Deters also described the “gory death” of Ronchi’s mother from cancer — alluding to graphic details that had not previously been provided to jurors — as the source of his PTSD.
By the time of the killing, Deters said, Ronchi’s mother had died; he was estranged from his only sibling, Emil; and he had no other close friends. The psychologist told jurors the only significant people in Ronchi’s life at the time were his children and his girlfriend, Galperina.
(There was no reference by Deters to Susan Slowick, a woman Ronchi had been spending an increasing amount of time with in the six months before Galperina’s death).
Deters had not testified about his opinion on Ronchi’s state of mind at the time of the killing when testimony ended for the day.

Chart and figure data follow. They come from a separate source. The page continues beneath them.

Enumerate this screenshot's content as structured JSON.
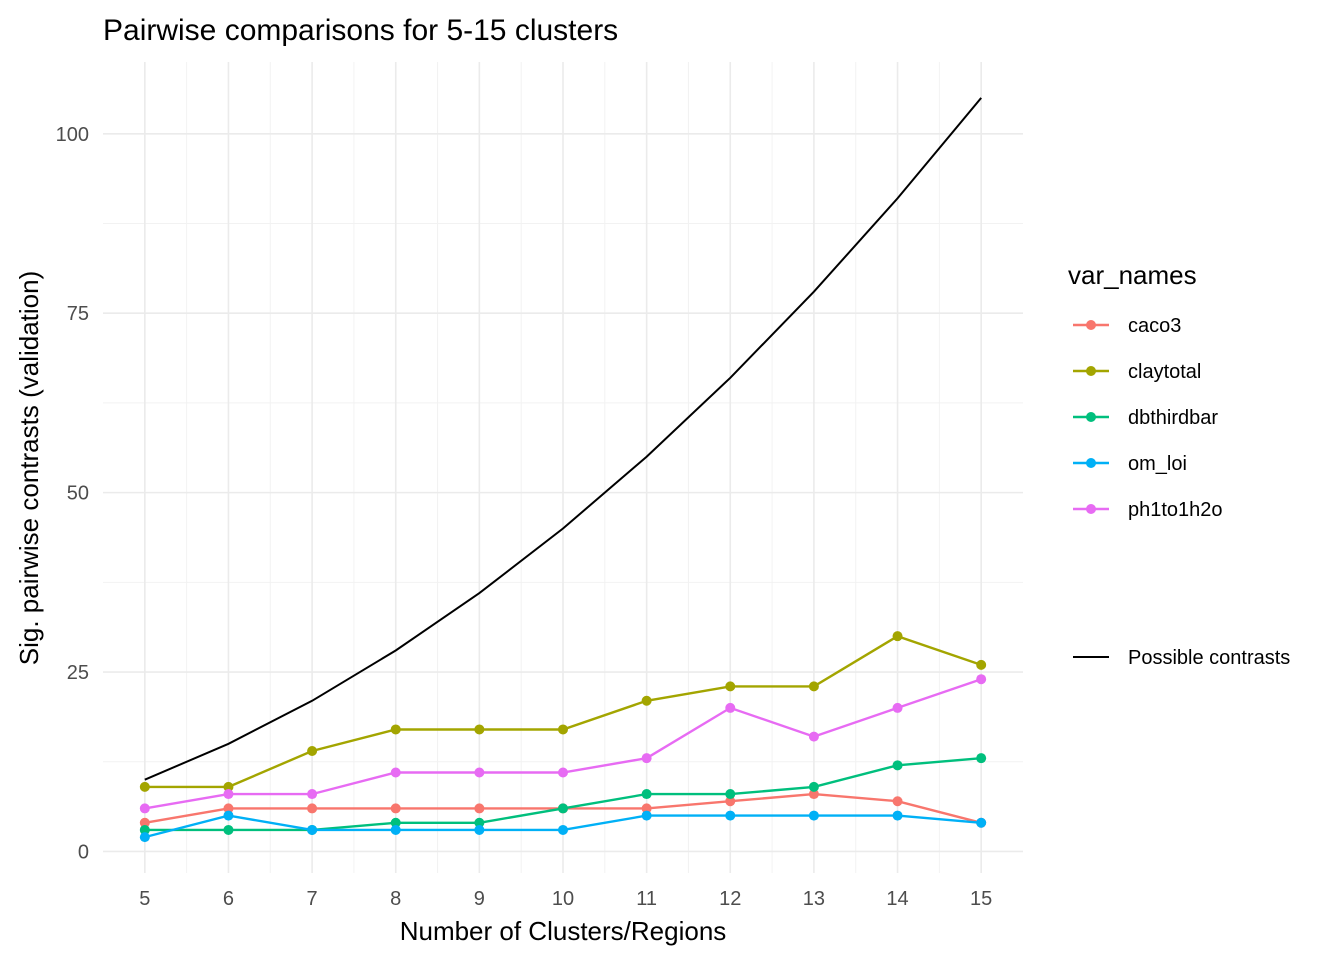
{
  "chart_data": {
    "type": "line",
    "title": "Pairwise comparisons for 5-15 clusters",
    "xlabel": "Number of Clusters/Regions",
    "ylabel": "Sig. pairwise contrasts (validation)",
    "x": [
      5,
      6,
      7,
      8,
      9,
      10,
      11,
      12,
      13,
      14,
      15
    ],
    "xlim": [
      4.5,
      15.5
    ],
    "ylim": [
      -3,
      110
    ],
    "x_ticks": [
      "5",
      "6",
      "7",
      "8",
      "9",
      "10",
      "11",
      "12",
      "13",
      "14",
      "15"
    ],
    "y_ticks": [
      0,
      25,
      50,
      75,
      100
    ],
    "y_tick_labels": [
      "0",
      "25",
      "50",
      "75",
      "100"
    ],
    "grid": true,
    "legend_placement": "right",
    "legend_title": "var_names",
    "series": [
      {
        "name": "caco3",
        "color": "#F8766D",
        "markers": true,
        "values": [
          4,
          6,
          6,
          6,
          6,
          6,
          6,
          7,
          8,
          7,
          4
        ]
      },
      {
        "name": "claytotal",
        "color": "#A3A500",
        "markers": true,
        "values": [
          9,
          9,
          14,
          17,
          17,
          17,
          21,
          23,
          23,
          30,
          26
        ]
      },
      {
        "name": "dbthirdbar",
        "color": "#00BF7D",
        "markers": true,
        "values": [
          3,
          3,
          3,
          4,
          4,
          6,
          8,
          8,
          9,
          12,
          13
        ]
      },
      {
        "name": "om_loi",
        "color": "#00B0F6",
        "markers": true,
        "values": [
          2,
          5,
          3,
          3,
          3,
          3,
          5,
          5,
          5,
          5,
          4
        ]
      },
      {
        "name": "ph1to1h2o",
        "color": "#E76BF3",
        "markers": true,
        "values": [
          6,
          8,
          8,
          11,
          11,
          11,
          13,
          20,
          16,
          20,
          24
        ]
      }
    ],
    "reference_line": {
      "name": "Possible contrasts",
      "color": "#000000",
      "markers": false,
      "values": [
        10,
        15,
        21,
        28,
        36,
        45,
        55,
        66,
        78,
        91,
        105
      ]
    }
  }
}
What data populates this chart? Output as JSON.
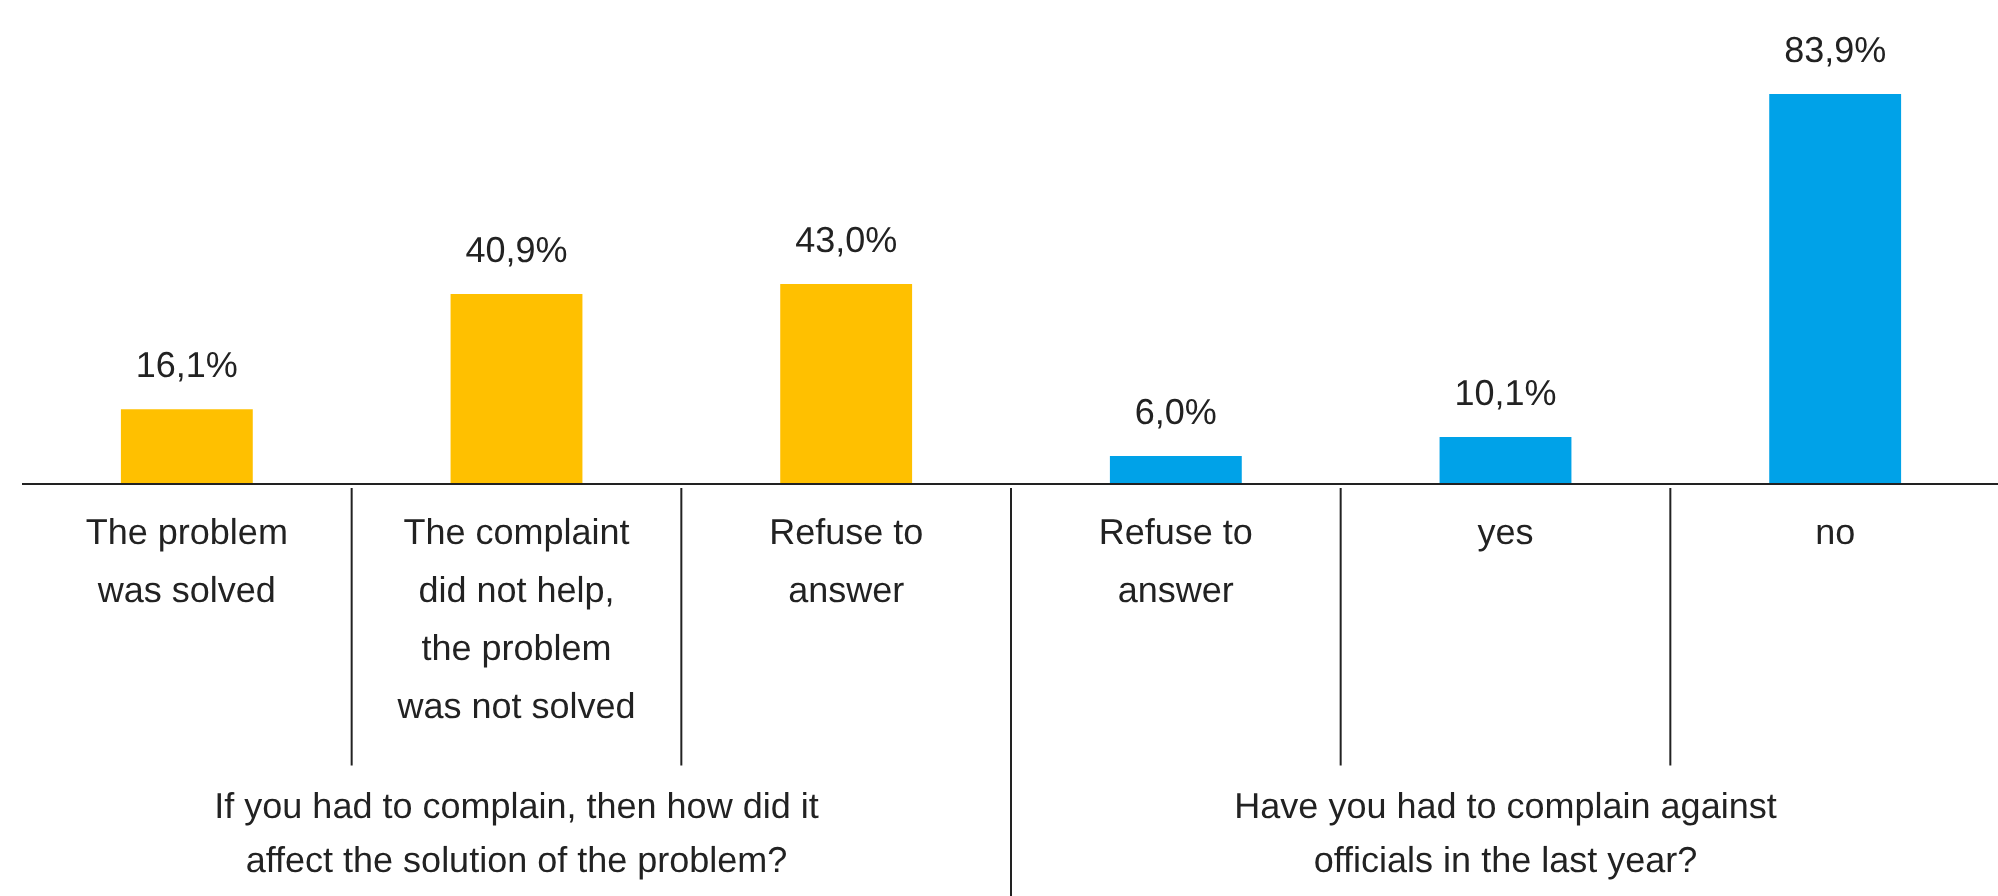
{
  "chart_data": {
    "type": "bar",
    "categories": [
      "The problem was solved",
      "The complaint did not help, the problem was not solved",
      "Refuse to answer",
      "Refuse to answer",
      "yes",
      "no"
    ],
    "values": [
      16.1,
      40.9,
      43.0,
      6.0,
      10.1,
      83.9
    ],
    "colors": [
      "#ffc000",
      "#ffc000",
      "#ffc000",
      "#00a2e8",
      "#00a2e8",
      "#00a2e8"
    ],
    "value_labels": [
      "16,1%",
      "40,9%",
      "43,0%",
      "6,0%",
      "10,1%",
      "83,9%"
    ],
    "annotations": [
      "If you had to complain, then how did it affect the solution of the problem?",
      "Have you had to complain against officials in the last year?"
    ]
  }
}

Deters acknowledged the possibility that Ronchi could exaggerate or fake some complaints in order to appear worse, a concept called “malingering.” But he went on to cite tests that are intended to detect that.
Prosecutor Jean Curran told the judge later yesterday that she wants access to those tests, in order to look at what kind of weight Deters gave certain answers, in order to prepare for her cross-examination next week.
Deters’ testimony yesterday was one of two central pieces of Ronchi’s defense that came up yesterday.
Later in the day, after the jurors were sent home for the weekend, Yitaliy Yeziersky, the father of Galperina’s younger daughter, was called to the stand for a hearing to determine whether he would be required to answer a question put to him by the defense on Thursday: Had Galperina told him that the child was not his?
Ronchi says Galperina provoked the fatal stabbing by telling him that. If a second man were to make the same claim, it would potentially bolster Ronchi’s account.